В Петергофском дворце.
– Это что?! Вот дворец Кшесинской – знаете? – на Петроградской, – вот это да! Вот это дворец действительно оборудован. Входите, например, в столовую. Столовая как столовая, а столов нет. Представляете? Нет столов. Чистенько. Стулья стоят в большом количестве, а стола нет. Гости садятся, кто-нибудь нажимает незаметным образом кнопку, и – представьте – стол сам вылезает.
– Неужто сам?
– Сам! Видел своими глазами…
– А что на столе?
– Вот этого нам не показали…
. . . . .
На даче дети трех-четырех лет играют в магазин.
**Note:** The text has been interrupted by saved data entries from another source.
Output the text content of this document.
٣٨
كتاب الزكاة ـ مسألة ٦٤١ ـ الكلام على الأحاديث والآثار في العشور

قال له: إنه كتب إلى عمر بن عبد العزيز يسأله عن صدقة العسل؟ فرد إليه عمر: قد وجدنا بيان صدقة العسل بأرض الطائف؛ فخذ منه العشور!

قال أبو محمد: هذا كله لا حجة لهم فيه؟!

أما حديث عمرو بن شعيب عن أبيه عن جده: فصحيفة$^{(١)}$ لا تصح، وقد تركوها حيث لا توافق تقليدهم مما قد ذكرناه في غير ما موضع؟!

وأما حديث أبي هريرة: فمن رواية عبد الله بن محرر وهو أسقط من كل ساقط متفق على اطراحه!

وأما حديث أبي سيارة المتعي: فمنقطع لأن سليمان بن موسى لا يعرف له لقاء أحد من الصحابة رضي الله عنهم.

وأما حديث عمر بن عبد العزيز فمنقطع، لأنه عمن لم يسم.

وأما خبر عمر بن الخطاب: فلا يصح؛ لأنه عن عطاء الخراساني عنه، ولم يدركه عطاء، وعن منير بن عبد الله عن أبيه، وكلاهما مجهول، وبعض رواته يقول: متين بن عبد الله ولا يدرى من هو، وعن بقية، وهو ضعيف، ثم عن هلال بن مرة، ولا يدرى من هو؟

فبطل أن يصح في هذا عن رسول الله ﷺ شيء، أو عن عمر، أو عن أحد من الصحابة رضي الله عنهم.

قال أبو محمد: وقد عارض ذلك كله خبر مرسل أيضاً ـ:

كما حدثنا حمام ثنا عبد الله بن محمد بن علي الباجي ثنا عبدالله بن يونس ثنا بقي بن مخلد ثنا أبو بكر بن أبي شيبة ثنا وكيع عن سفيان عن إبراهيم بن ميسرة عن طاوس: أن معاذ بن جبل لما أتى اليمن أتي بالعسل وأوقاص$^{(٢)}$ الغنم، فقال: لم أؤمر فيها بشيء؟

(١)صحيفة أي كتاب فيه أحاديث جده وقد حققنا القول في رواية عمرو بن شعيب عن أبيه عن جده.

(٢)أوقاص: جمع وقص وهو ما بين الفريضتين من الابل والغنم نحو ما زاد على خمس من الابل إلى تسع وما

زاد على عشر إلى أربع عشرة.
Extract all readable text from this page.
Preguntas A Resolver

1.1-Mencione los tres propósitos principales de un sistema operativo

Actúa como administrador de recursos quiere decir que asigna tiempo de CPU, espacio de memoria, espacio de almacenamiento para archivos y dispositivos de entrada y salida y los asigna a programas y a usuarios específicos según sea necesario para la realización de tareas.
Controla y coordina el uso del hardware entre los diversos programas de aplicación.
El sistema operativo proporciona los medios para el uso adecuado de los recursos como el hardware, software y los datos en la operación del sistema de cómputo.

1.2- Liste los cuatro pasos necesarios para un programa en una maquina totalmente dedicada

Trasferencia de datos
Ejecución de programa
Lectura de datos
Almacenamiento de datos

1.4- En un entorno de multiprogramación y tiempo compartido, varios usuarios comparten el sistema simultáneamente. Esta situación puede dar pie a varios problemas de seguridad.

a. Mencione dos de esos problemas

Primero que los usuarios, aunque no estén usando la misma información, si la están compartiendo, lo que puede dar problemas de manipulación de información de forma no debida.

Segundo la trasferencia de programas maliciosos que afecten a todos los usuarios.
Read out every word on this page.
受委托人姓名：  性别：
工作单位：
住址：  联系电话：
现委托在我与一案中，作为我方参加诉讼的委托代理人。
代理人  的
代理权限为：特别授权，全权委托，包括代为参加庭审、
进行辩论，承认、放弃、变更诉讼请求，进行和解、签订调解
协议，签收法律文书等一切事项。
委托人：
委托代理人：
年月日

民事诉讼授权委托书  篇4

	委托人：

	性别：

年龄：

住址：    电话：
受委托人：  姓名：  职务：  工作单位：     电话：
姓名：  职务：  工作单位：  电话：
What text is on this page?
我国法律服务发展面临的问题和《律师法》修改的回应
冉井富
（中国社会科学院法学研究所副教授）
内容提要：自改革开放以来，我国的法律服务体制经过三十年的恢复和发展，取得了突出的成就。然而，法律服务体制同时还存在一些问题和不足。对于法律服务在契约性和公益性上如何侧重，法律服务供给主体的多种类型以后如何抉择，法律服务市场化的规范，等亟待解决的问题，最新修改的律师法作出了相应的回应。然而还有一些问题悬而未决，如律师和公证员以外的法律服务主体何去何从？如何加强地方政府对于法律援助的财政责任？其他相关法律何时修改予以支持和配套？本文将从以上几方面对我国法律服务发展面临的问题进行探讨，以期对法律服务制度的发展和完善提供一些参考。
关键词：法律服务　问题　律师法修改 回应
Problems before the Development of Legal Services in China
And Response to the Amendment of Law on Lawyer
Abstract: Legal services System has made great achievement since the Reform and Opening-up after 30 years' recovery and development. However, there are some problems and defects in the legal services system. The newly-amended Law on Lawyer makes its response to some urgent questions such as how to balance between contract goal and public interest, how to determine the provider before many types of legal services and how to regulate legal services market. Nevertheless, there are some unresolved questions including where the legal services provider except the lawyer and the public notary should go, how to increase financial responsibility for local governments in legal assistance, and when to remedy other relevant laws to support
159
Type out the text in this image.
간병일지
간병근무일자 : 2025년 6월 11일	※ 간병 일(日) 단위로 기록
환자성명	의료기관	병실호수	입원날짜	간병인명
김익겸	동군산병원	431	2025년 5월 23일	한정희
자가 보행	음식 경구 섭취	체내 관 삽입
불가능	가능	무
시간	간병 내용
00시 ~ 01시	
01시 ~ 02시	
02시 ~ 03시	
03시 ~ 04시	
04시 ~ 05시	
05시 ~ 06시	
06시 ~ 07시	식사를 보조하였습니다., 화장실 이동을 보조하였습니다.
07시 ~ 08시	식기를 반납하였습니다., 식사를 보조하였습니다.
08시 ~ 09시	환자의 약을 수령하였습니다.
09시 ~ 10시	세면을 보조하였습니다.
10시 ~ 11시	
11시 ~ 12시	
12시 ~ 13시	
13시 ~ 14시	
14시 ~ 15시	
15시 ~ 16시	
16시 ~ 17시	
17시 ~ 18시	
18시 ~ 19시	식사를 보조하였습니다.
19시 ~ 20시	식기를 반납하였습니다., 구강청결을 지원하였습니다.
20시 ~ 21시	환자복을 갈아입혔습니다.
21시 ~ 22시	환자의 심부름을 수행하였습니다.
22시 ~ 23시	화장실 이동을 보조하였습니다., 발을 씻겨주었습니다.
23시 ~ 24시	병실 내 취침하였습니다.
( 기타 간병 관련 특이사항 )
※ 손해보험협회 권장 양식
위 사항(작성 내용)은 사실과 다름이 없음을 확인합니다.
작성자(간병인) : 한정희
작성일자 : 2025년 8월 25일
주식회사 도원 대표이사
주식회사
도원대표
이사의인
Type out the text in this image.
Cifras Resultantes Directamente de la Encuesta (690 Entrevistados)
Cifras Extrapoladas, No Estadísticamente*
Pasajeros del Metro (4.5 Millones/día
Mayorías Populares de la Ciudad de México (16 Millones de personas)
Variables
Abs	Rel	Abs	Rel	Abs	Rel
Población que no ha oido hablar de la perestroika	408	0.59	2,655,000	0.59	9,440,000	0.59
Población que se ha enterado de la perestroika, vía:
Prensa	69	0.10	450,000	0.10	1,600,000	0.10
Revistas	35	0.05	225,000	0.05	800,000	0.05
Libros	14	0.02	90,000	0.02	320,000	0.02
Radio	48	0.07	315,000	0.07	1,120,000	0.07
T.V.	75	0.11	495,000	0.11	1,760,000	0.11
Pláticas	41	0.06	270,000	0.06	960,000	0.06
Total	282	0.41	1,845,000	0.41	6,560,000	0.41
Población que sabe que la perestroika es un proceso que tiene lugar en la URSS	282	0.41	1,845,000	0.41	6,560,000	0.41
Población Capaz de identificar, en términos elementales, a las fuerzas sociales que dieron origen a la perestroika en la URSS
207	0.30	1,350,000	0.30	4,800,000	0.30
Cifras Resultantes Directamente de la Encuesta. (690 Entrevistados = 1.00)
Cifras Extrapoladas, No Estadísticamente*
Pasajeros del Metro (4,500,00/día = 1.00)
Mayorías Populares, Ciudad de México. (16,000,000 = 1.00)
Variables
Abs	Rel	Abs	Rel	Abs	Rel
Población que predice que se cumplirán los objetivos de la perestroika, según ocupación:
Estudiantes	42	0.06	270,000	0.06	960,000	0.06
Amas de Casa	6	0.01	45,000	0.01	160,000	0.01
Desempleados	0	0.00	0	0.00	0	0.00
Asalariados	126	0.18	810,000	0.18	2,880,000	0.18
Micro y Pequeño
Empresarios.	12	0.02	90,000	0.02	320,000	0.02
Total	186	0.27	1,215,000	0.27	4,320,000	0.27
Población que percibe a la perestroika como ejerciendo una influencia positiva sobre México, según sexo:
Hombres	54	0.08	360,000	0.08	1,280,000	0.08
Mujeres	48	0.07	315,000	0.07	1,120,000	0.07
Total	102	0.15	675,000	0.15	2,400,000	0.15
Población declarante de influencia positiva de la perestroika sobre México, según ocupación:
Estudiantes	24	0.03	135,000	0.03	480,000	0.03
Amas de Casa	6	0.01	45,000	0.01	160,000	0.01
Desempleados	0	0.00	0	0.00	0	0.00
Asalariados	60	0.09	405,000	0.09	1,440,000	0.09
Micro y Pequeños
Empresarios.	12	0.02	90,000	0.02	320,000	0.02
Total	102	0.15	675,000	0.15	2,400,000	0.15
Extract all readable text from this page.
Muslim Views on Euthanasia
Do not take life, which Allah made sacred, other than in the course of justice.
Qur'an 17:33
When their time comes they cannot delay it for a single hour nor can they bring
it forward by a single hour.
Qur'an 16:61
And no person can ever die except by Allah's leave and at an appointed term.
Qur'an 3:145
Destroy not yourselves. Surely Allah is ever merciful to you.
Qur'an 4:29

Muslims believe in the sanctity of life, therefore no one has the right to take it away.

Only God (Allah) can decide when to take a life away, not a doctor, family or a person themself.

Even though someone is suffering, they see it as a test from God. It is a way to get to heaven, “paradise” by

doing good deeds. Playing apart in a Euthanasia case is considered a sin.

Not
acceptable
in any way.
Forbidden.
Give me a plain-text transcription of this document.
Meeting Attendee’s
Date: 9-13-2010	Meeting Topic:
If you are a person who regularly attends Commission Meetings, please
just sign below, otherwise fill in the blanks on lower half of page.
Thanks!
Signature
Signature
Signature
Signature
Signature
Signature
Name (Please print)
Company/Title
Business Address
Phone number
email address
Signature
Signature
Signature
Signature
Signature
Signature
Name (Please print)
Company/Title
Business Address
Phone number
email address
– Дайте мне, пожалуйста, сахарного песка.
– У нас нет сахарного песка.
– Тогда дайте – жирного.
– У нас жирного нет. У нас только один сорт.
– Дайте тогда один сорт.
– Дайте килограмм блюдечков.
. . . . .
Добрая гегелевская старуха, которая говорила:
– Ну, что ж, что плохая погода. Все лучше, чем если бы совсем никакой не было.
. . . . .
Что есть Бог?
Алкоран * отвечает:
– Бог есть Бог.
. . . . .
Иринке четыре года. Ее спрашивают:
– Ты откуда?
– На рынок ходила.
– Что купила?
– Капусту.
– Много?
– Два кило пять копеек.
. . . . .
Я рассказывал Иринке про какую-то девочку – какая она была добрая, умная, веселая.
– А какого она была личика?
. . . . .
К А. Н. Толстому пришел переводчик Н. Говорит:
– Что за страна, что за люди! Ехал сегодня в трамвае – унылые, испуганные физиономии, ни шутки, ни смеха, ни веселого слова!